Feature

Managing the cloud

MSPs
Scott Dodds, CEO of Ultima, talks to Comms Business about blending the MSP and product worlds.

Ultima is an automation and infrastructure service provider with offices in Reading and London. It aims to be a long-term transformation partner to its clients through pairing technical innovation with service excellence. Scott Dodds recently marked five years as the company’s CEO, leading it to an annual turnover of £123m.

Having worked in the European IT industry for over 30 years, Dodds is somewhat an industry veteran. When we caught up, he joked, “I pre-date the PC. I started in the industry before the PC arrived and back in those days, there was no channel. It was very early, so we were literally building the IT channel. It's changed a bit since then!”

Ultima was founded around the time that Dodds was starting out. The company celebrated its 30th anniversary remotely last month, but Dodds is keen to “catch up on that when we can!”. The business developed as a VAR consulting business throughout the 90s and into the 2000s. As such, Dodds explained, the company has “had this long relationship with all the big vendors as a partner selling directly to our customers”.

Now, the company is stepping into a new era. It has just announced the launch of IA-Cloud, a new proprietary automated cloud platform. The IA-Cloud platform is designed to enable managed services providers (MSPs) to transform the way they manage and optimise workloads for their customers in the cloud. Put simply, Dodds explained, the company is moving to be “more of a software developer for other partners”.

This new product started its life supporting Ultima’s direct customers in the delivery of automation and cloud services. Dodds explained, “We realised that we had built these platforms for ourselves that could be used by any MSP. Then, one or two companies started talking to us, liked what we had because it could save them time, and money and cost.

“One key development over the last 20 years is that the world is much more collaborative now. The concept of partner-to-partner is something that vendors, particularly companies like Microsoft, encourage and drive forward. [This is great for] collaborating on customer technologies [to build the solution together].

“We spent two to three years developing this technology which essentially manages a lot of the infrastructure around Azure. It introduces automated documentation and all sorts of things that you'd otherwise have to do manually. That's expensive, and you’d need to have a lot of people, particularly you scale your business up.

“Having all these services automated takes an enormous amount of load off of your own resources. More importantly, it increases the quality of the service, which is what everybody needs to aim at. In a managed service environment, you're aiming at high customer satisfaction.

“That's really what this tool set supports.

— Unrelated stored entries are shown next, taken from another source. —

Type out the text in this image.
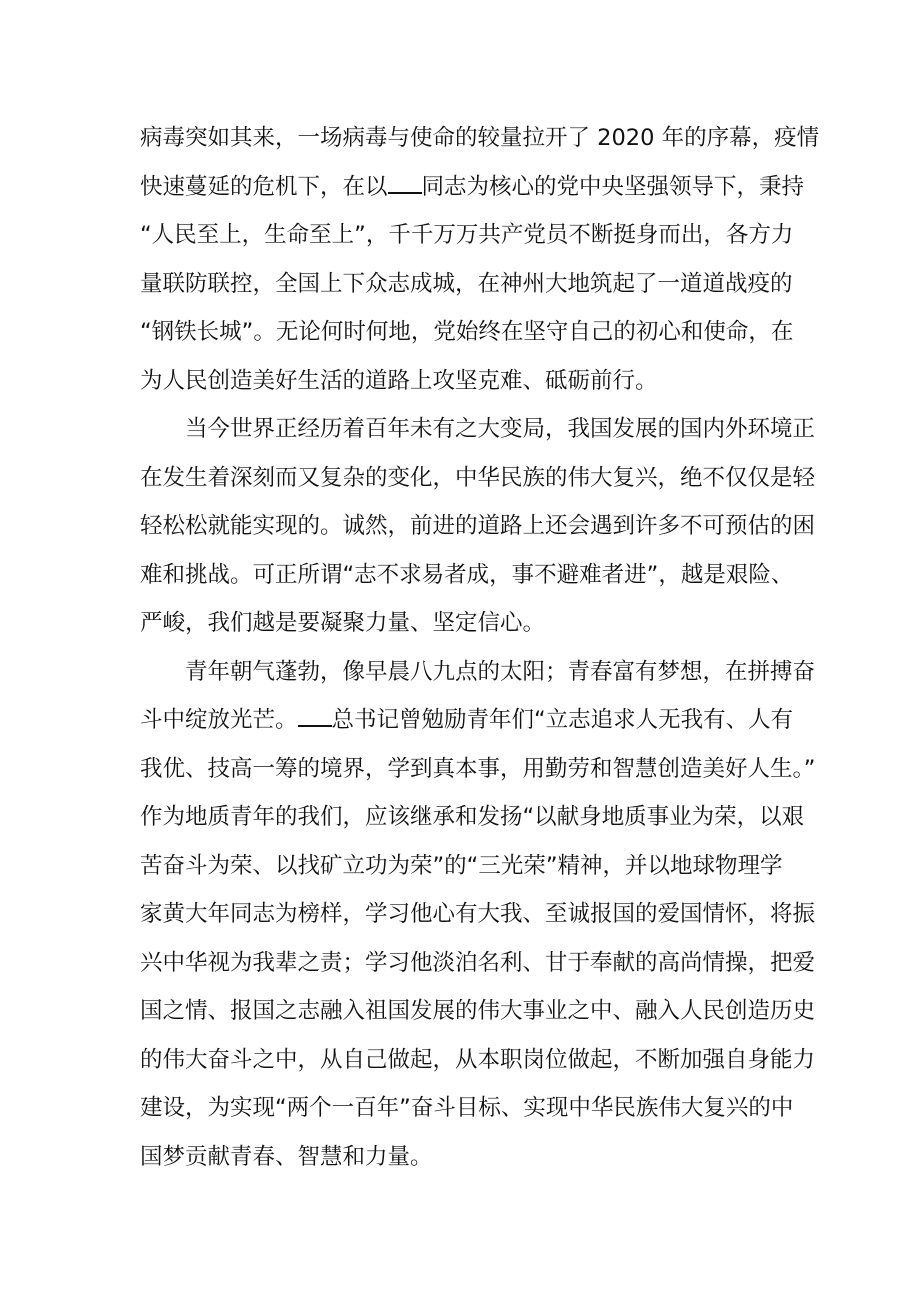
病毒突如其来，一场病毒与使命的较量拉开了 2020 年的序幕，疫情
快速蔓延的危机下，在以 同志为核心的党中央坚强领导下，秉持
“人民至上，生命至上”，千千万万共产党员不断挺身而出，各方力
量联防联控，全国上下众志成城，在神州大地筑起了一道道战疫的
“钢铁长城”。无论何时何地，党始终在坚守自己的初心和使命，在
为人民创造美好生活的道路上攻坚克难、砥砺前行。

当今世界正经历着百年未有之大变局，我国发展的国内外环境正
在发生着深刻而又复杂的变化，中华民族的伟大复兴，绝不仅仅是轻
轻松松就能实现的。诚然，前进的道路上还会遇到许多不可预估的困
难和挑战。可正所谓“志不求易者成，事不避难者进”，越是艰险、
严峻，我们越是要凝聚力量、坚定信心。

青年朝气蓬勃，像早晨八九点的太阳；青春富有梦想，在拼搏奋
斗中绽放光芒。 总书记曾勉励青年们“立志追求人无我有、人有
我优、技高一筹的境界，学到真本事，用勤劳和智慧创造美好人生。”
作为地质青年的我们，应该继承和发扬“以献身地质事业为荣，以艰
苦奋斗为荣、以找矿立功为荣”的“三光荣”精神，并以地球物理学
家黄大年同志为榜样，学习他心有大我、至诚报国的爱国情怀，将振
兴中华视为我辈之责；学习他淡泊名利、甘于奉献的高尚情操，把爱
国之情、报国之志融入祖国发展的伟大事业之中、融入人民创造历史
的伟大奋斗之中，从自己做起，从本职岗位做起，不断加强自身能力
建设，为实现“两个一百年”奋斗目标、实现中华民族伟大复兴的中
国梦贡献青春、智慧和力量。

It might not change customer satisfaction or human interaction, but it really dramatically improves the ability to spend more time on customer satisfaction and customer engagement, rather than just managing the back end.”

So, what does this mean for Ultima’s path forward? Dodds said, “We have been a direct to customer organisation for all our entire history, and that's not changing. What’s interesting about that whole issue about competitive partners working with partners, is that some of the feedback we've had from early engagements with other partners is that they're much happier working with us because we understand the challenges of being an MSP. It’s not, ‘Oh you're an MSP, therefore we can't work with you’. It's the complete opposite. That's certainly changed over the last five or ten years. There’s been this shift towards working with people who understand the market in very detailed ways rather than at just a high level.”

Dodds points to the continual innovation necessary to succeed in today’s world of fast-moving technological progress as one driver behind the company’s new venture.In the old days, you could build a piece of software and it would have a shelf life of many years. Now, unless you continue to innovate on these platforms, you'll become stale very quickly. To a point, relationships with companies like Microsoft is critical because they are constantly developing these platforms that we're managing. Azure, for instance, is not a product. It’s a whole environment with many hundreds of different services and areas that you can develop on top of. We’ve got to be ahead and make sure that we're plugging gaps with our own services.”